170 Über Handlungstheorie
Es bedarf eigentlich nur weniger Worte, dass wir so erfolgreich immer wieder gesteuert werden können. Ein einfaches Beispiel ist die lapidare Handlungsanweisung des Arztes: Sie sollten mehr Sport treiben.
Wann kommen wir schon zu freien und einfachen ja oder nein Entscheidungen? Manche denken lange darüber nach, andere fällen ihre Entscheidung schnell, spontan und aus dem Gefühl heraus. Für beide Vorgehensweisen gibt es gute Gründe, gute Theorien, die diese Entscheidungsfindung jeweils unterstützen.
Ich denke, dass es in jedem Fall mit Worten zu tun hat. Mit einigen wenigen Worten, die in unserem Gedächtnis bleiben. Diese Worte sind oft Allgemeinbegriffe. Über die Wahrheit der Allgemeinbegriffe habe ich schon öfter diskutiert. Manche sprechen ihnen jede Wahrheit ab, andere glauben an ihre Überzeitlichkeit. Auch jetzt befinden wir uns in dieser überzeitlichen Welt der allgemeinen Begriffe, die Platon Ideen genannt hat.
“Ideen” aber in einem anderen Sinn, als es unser Wortschatz bereit hält. Ideen sind nach Platon geistige Gebilde, die in unserem Kopf, im Denken, Wissen existieren. Besser und mit Platons Worten gesagt, die mit unserem Verstand, unserem Geist am überzeitlichen Himmel der Ideen gefunden, entdeckt, wieder entdeckt werden können. Sie existieren ewig, sind quasi genetisch einprogrammiert in unsere Strukturen des Gehirns. Dies wäre eine Theorie der Linguisten, die von Noam Chomsky z.B. aufgestellt worden ist.
Überzeitliche Ideen haben also nichts mit spontanen Einfällen zu tun, was man gemeinhin unter “Idee” im normalen Sprachgebrauch versteht.
Daraus folgt: Wir brauchen, um richtig und glücklich und gut zu handeln, nicht tausende von Büchern, von Wikipedien zu studieren, sondern es genügt, sich auf einige wenige Begriffe fest zu legen und diese im Unterbewusstsein zu speichern.
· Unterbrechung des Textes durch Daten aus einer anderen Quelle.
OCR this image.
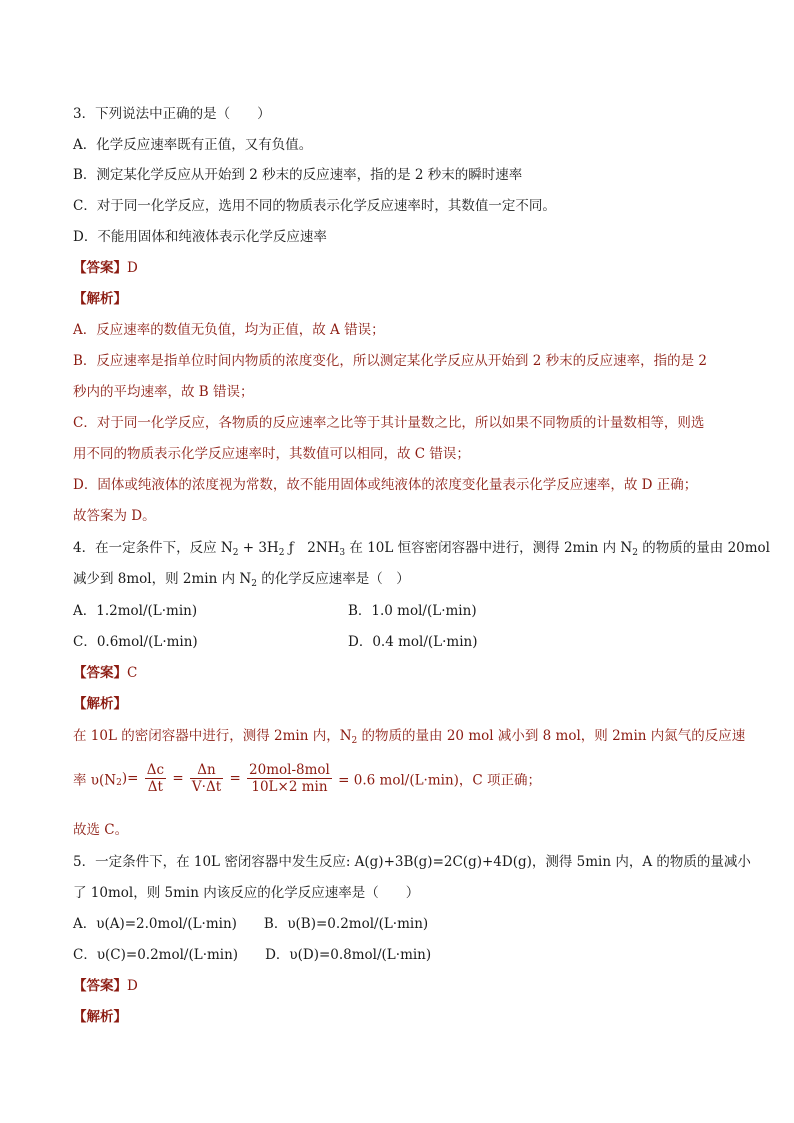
3．下列说法中正确的是（　　）
A．化学反应速率既有正值，又有负值。
B．测定某化学反应从开始到 2 秒末的反应速率，指的是 2 秒末的瞬时速率
C．对于同一化学反应，选用不同的物质表示化学反应速率时，其数值一定不同。
D．不能用固体和纯液体表示化学反应速率
【答案】D
【解析】
A．反应速率的数值无负值，均为正值，故 A 错误；
B．反应速率是指单位时间内物质的浓度变化，所以测定某化学反应从开始到 2 秒末的反应速率，指的是 2
秒内的平均速率，故 B 错误；
C．对于同一化学反应，各物质的反应速率之比等于其计量数之比，所以如果不同物质的计量数相等，则选
用不同的物质表示化学反应速率时，其数值可以相同，故 C 错误；
D．固体或纯液体的浓度视为常数，故不能用固体或纯液体的浓度变化量表示化学反应速率，故 D 正确；
故答案为 D。
4．在一定条件下，反应 $N_2 + 3H_2$ ƒ　$2NH_3$ 在 10L 恒容密闭容器中进行，测得 2min 内 $N_2$ 的物质的量由 20mol
减少到 8mol，则 2min 内 $N_2$ 的化学反应速率是（　）
A．1.2mol/(L·min)	B．1.0 mol/(L·min)
C．0.6mol/(L·min)	D．0.4 mol/(L·min)
【答案】C
【解析】
在 10L 的密闭容器中进行，测得 2min 内，$N_2$ 的物质的量由 20 mol 减小到 8 mol，则 2min 内氮气的反应速
率 $\upsilon(N_2)= \frac{\Delta c}{\Delta t} = \frac{\Delta n}{V\cdot\Delta t} = \frac{\text{20mol-8mol}}{10L\times 2 \min} = 0.6$ mol/(L·min)，C 项正确；
故选 C。
5．一定条件下，在 10L 密闭容器中发生反应: A(g)+3B(g)=2C(g)+4D(g)，测得 5min 内，A 的物质的量减小
了 10mol，则 5min 内该反应的化学反应速率是（　　）
A．υ(A)=2.0mol/(L·min)　　B．υ(B)=0.2mol/(L·min)
C．υ(C)=0.2mol/(L·min)　　D．υ(D)=0.8mol/(L·min)
【答案】D
【解析】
Bei existenziellen und (wichtig!) emotionalen Erlebnissen, insbesondere in unserer Kindheit und Jugend, seien sie nun positiver, seien sie auch negativer Art, werden solche Begriffe, die wie Handlungsanweisungen funktionieren, automatisch im Unterbewusstsein, der Erinnerungs-Festplatte unserer Seele, gespeichert. Fortan steuern sie eher emotional unsere Handlungen, meist ohne dass wir es wissen. Irgend wann einmal wird man sie sogar genau in unserem Gehirn lokalisieren und manipulieren können.
Ein solcher Begriff wäre zum Beispiel Liebe. Was verstehe ich, das heißt mein Körper, mein Geist, unter Liebe, wie soll Liebe sein, Liebe und Lust, was ist der Unterschied. Ein weiterer Begriff wäre Gott, wer lenkt mein Handeln, meine Entscheidungen, ich selbst oder ein anderer, oder werde ich durch diesen anderen, durch dieses andere gelenkt? Ich bin davon überzeugt. Ebenso wie ich davon überzeugt bin, dass wir nur sehr selten Herren unseres Handelns sein können, sein dürfen.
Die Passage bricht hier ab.